A Anyama, dans la banlieue abidjanaise, un quartier résidentiel se transforme en zone industrielle (REPORTAGE)

Des briques superposées çà et là au beau milieu de grosses et grandes maisons. Les résidents du quartier résidentiel d'Anyama (banlieue nord d'Abidjan) se réjouissent pensant à la construction d'une boulangerie, d'un glacier, ou même d'un centre commercial mais rien de tout ceci car ils avaient affaire à une unité turque de fabrique et de vente de briques et pavés dénommée "Group Atar Sarl" installée en plein quartier résidentiel.

Des camions garées en attente de déchargement ou déjà déchargés du sable qu'ils contiennent, sans oublier le bruit qu'ils font, des machines servant à sécher les briques également bruyantes font partie désormais du quotidien des habitants de ce quartier résidentiel, perturbant ainsi la quiétude de ceux-ci qui le disent à qui veut l'entendre.

C'est le cas de Dame Rose Dogoh, une cinquantenaire sans ride, ayant quitté les bruits et la pollution de la capitale économique ivoirienne pour résider depuis quelques années dans ce quartier, déplore l'arrivée inattendue et surprenante du groupe Atar Sarl, en 2018, dans leur "havre de paix".

"Nous avons quitté les bruits d'Abidjan, ma famille et moi pour profiter de la tranquillité de ce quartier et surtout pour nous rapprocher de la nature, respirer son air frais et écouter le chant des oiseaux. Mais, ce n'est plus chose possible aujourd'hui. L'air frais du passé a fait place à l'air pollué par la fumée qui dégage des machines de fabrication de briques, le chant des oiseaux remplacé par le bruit des machines et des poids lourds de l'entreprise Atar Sarl".

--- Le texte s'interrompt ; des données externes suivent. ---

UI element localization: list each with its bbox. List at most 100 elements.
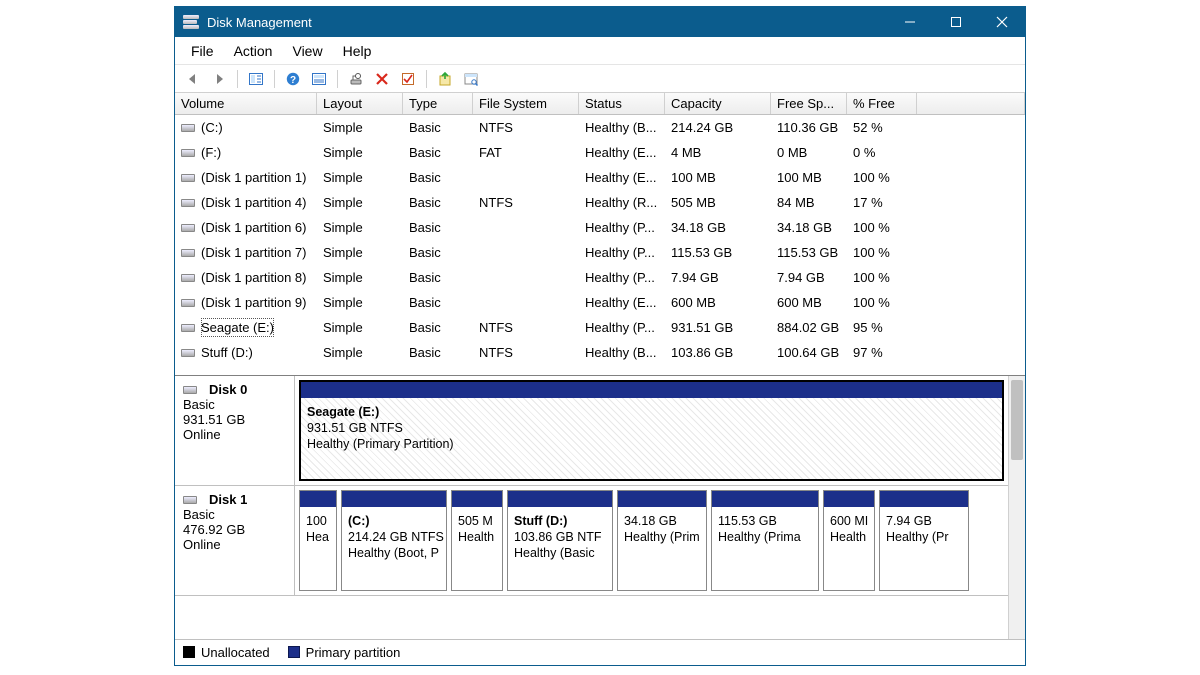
window-title: Disk Management bbox=[207, 15, 312, 30]
minimize-button[interactable] bbox=[887, 7, 933, 37]
volume-status: Healthy (R... bbox=[579, 190, 665, 215]
volume-fs: FAT bbox=[473, 140, 579, 165]
partition[interactable]: Seagate (E:)931.51 GB NTFSHealthy (Prima… bbox=[299, 380, 1004, 481]
partition[interactable]: 34.18 GBHealthy (Prim bbox=[617, 490, 707, 591]
drive-icon bbox=[181, 349, 195, 357]
volume-type: Basic bbox=[403, 140, 473, 165]
titlebar[interactable]: Disk Management bbox=[175, 7, 1025, 37]
back-button[interactable] bbox=[181, 68, 205, 90]
volume-row[interactable]: (F:)SimpleBasicFATHealthy (E...4 MB0 MB0… bbox=[175, 140, 1025, 165]
maximize-button[interactable] bbox=[933, 7, 979, 37]
volume-layout: Simple bbox=[317, 240, 403, 265]
disk-header[interactable]: Disk 1Basic476.92 GBOnline bbox=[175, 486, 295, 595]
scrollbar-thumb[interactable] bbox=[1011, 380, 1023, 460]
drive-icon bbox=[181, 224, 195, 232]
volume-status: Healthy (P... bbox=[579, 265, 665, 290]
export-button[interactable] bbox=[433, 68, 457, 90]
rescan-button[interactable] bbox=[344, 68, 368, 90]
col-status[interactable]: Status bbox=[579, 93, 665, 114]
partition-bar bbox=[618, 491, 706, 507]
disk-partitions: 100Hea(C:)214.24 GB NTFSHealthy (Boot, P… bbox=[295, 486, 1008, 595]
forward-button[interactable] bbox=[207, 68, 231, 90]
partition-status: Health bbox=[458, 529, 496, 545]
legend-unallocated: Unallocated bbox=[183, 645, 270, 660]
partition[interactable]: (C:)214.24 GB NTFSHealthy (Boot, P bbox=[341, 490, 447, 591]
volume-fs bbox=[473, 290, 579, 315]
volume-type: Basic bbox=[403, 265, 473, 290]
disk-type: Basic bbox=[183, 507, 286, 522]
volume-capacity: 34.18 GB bbox=[665, 215, 771, 240]
volume-row[interactable]: (Disk 1 partition 7)SimpleBasicHealthy (… bbox=[175, 240, 1025, 265]
partition-bar bbox=[452, 491, 502, 507]
col-extra[interactable] bbox=[917, 93, 1025, 114]
volume-pctfree: 0 % bbox=[847, 140, 917, 165]
partition[interactable]: 600 MIHealth bbox=[823, 490, 875, 591]
volume-row[interactable]: Seagate (E:)SimpleBasicNTFSHealthy (P...… bbox=[175, 315, 1025, 340]
volume-list[interactable]: (C:)SimpleBasicNTFSHealthy (B...214.24 G… bbox=[175, 115, 1025, 375]
volume-row[interactable]: (Disk 1 partition 8)SimpleBasicHealthy (… bbox=[175, 265, 1025, 290]
col-filesystem[interactable]: File System bbox=[473, 93, 579, 114]
settings-button[interactable] bbox=[307, 68, 331, 90]
volume-type: Basic bbox=[403, 190, 473, 215]
volume-capacity: 4 MB bbox=[665, 140, 771, 165]
volume-status: Healthy (B... bbox=[579, 340, 665, 365]
partition-label: Seagate (E:) bbox=[307, 404, 996, 420]
properties-button[interactable] bbox=[396, 68, 420, 90]
volume-free: 100 MB bbox=[771, 165, 847, 190]
volume-pctfree: 100 % bbox=[847, 265, 917, 290]
close-button[interactable] bbox=[979, 7, 1025, 37]
volume-free: 110.36 GB bbox=[771, 115, 847, 140]
volume-free: 7.94 GB bbox=[771, 265, 847, 290]
col-layout[interactable]: Layout bbox=[317, 93, 403, 114]
partition[interactable]: Stuff (D:)103.86 GB NTFHealthy (Basic bbox=[507, 490, 613, 591]
volume-fs bbox=[473, 215, 579, 240]
partition[interactable]: 505 MHealth bbox=[451, 490, 503, 591]
volume-type: Basic bbox=[403, 165, 473, 190]
menu-help[interactable]: Help bbox=[333, 40, 382, 62]
volume-row[interactable]: (Disk 1 partition 9)SimpleBasicHealthy (… bbox=[175, 290, 1025, 315]
col-type[interactable]: Type bbox=[403, 93, 473, 114]
vertical-scrollbar[interactable] bbox=[1008, 376, 1025, 639]
volume-name: (Disk 1 partition 9) bbox=[201, 293, 306, 312]
menu-file[interactable]: File bbox=[181, 40, 224, 62]
partition[interactable]: 100Hea bbox=[299, 490, 337, 591]
menu-action[interactable]: Action bbox=[224, 40, 283, 62]
volume-row[interactable]: (Disk 1 partition 1)SimpleBasicHealthy (… bbox=[175, 165, 1025, 190]
volume-row[interactable]: (Disk 1 partition 6)SimpleBasicHealthy (… bbox=[175, 215, 1025, 240]
volume-row[interactable]: (Disk 1 partition 4)SimpleBasicNTFSHealt… bbox=[175, 190, 1025, 215]
wizard-button[interactable] bbox=[459, 68, 483, 90]
volume-row[interactable]: Stuff (D:)SimpleBasicNTFSHealthy (B...10… bbox=[175, 340, 1025, 365]
volume-pctfree: 97 % bbox=[847, 340, 917, 365]
disk-state: Online bbox=[183, 427, 286, 442]
partition-size: 7.94 GB bbox=[886, 513, 962, 529]
partition[interactable]: 7.94 GBHealthy (Pr bbox=[879, 490, 969, 591]
disk-layout-pane[interactable]: Disk 0Basic931.51 GBOnlineSeagate (E:)93… bbox=[175, 375, 1025, 639]
disk-row: Disk 1Basic476.92 GBOnline100Hea(C:)214.… bbox=[175, 486, 1008, 596]
help-button[interactable]: ? bbox=[281, 68, 305, 90]
volume-name: (Disk 1 partition 4) bbox=[201, 193, 306, 212]
disk-icon bbox=[183, 386, 197, 394]
volume-layout: Simple bbox=[317, 165, 403, 190]
delete-button[interactable] bbox=[370, 68, 394, 90]
menu-view[interactable]: View bbox=[282, 40, 332, 62]
volume-name: (Disk 1 partition 6) bbox=[201, 218, 306, 237]
partition-size: 600 MI bbox=[830, 513, 868, 529]
show-hide-tree-button[interactable] bbox=[244, 68, 268, 90]
col-free[interactable]: Free Sp... bbox=[771, 93, 847, 114]
disk-title: Disk 1 bbox=[209, 492, 247, 507]
drive-icon bbox=[181, 249, 195, 257]
volume-pctfree: 52 % bbox=[847, 115, 917, 140]
volume-row[interactable]: (C:)SimpleBasicNTFSHealthy (B...214.24 G… bbox=[175, 115, 1025, 140]
partition-bar bbox=[824, 491, 874, 507]
toolbar: ? bbox=[175, 65, 1025, 93]
disk-header[interactable]: Disk 0Basic931.51 GBOnline bbox=[175, 376, 295, 485]
volume-name: (C:) bbox=[201, 118, 223, 137]
col-capacity[interactable]: Capacity bbox=[665, 93, 771, 114]
col-pctfree[interactable]: % Free bbox=[847, 93, 917, 114]
col-volume[interactable]: Volume bbox=[175, 93, 317, 114]
volume-fs: NTFS bbox=[473, 115, 579, 140]
drive-icon bbox=[181, 149, 195, 157]
partition[interactable]: 115.53 GBHealthy (Prima bbox=[711, 490, 819, 591]
partition-status: Healthy (Basic bbox=[514, 545, 606, 561]
volume-pctfree: 17 % bbox=[847, 190, 917, 215]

En plus de la disparition du calme et de la quiétude au quartier résidentiel d'Anyama, les populations s'inquiètent surtout pour leur santé.

"C'est infernal, nous n'arrivons même plus à dormir paisiblement. Comment n'allons-nous pas avoir des céphalées", renchérit Dame Dogoh.

Comme dame Dogoh, de nombreux riverains se plaignent de céphalées, de tâches sur la peau, et de toux.

De 06 heures à 19 heures, des poids lourds déchargent du sable et du ciment répandant au passage de la poussière qui entre dans les maisons, "je suis obligée de nettoyer mes meubles à toutes les heures de la journée sans oublier que cette poussière est aussi aspirée par nous qui habitons les environs, ce qui fragilise notre état de santé", a dénoncé dame Korotoume Coulibaly.

Si elle craint pour la santé de sa fille asthmatique, elle n'oublie pas son corps rempli de tâches dues aux allergies à la fumée.

Certains résidents, en raison de la distance qui sépare leurs habitations du site de fabrication de briques, sont certes épargnés du bruit des machines et des poids lourds, mais pas de la pollution de l'air par la fumée et de la poussière du ciment.

C'est le constat du président du collectif des résidents du quartier résidentiel, monsieur Siaka Lemailloux "il y a une poussière blanche sur mes meubles pourtant la voie menant à ma maison est bitumée."

Cela fait un an que cette situation prévaut malgré les démarches entreprises par les  résidents auprès des autorités de la ville pour mettre fin aux activités du groupe "Atar Sarl". Démarche qui a abouti à une pause de quelques mois au premier trimestre de l'année avant de reprendre les activités le 1er octobre.

Le président des jeunes du quartier résidentiel, N'Guetta Tanoh, propose aux autorités de la ville d'ordonner au Group Atar Sarl de déplacer leur machine dans un endroit inhabité pour ne vendre que leurs briques et pavés au quartier résidentiel "nous ne sommes pas contre les activités des étrangers. Nous demandons juste que les briques soient fabriquées dans un espace éloigné des habitations et ensuite vendues éventuellement chez nous afin de respecter la quiétude et le calme de notre cité".

Le collectif des résidents ne compte pas attendre que les choses se détériorent, quitte à contacter les autorités plus compétentes que celle de la commune.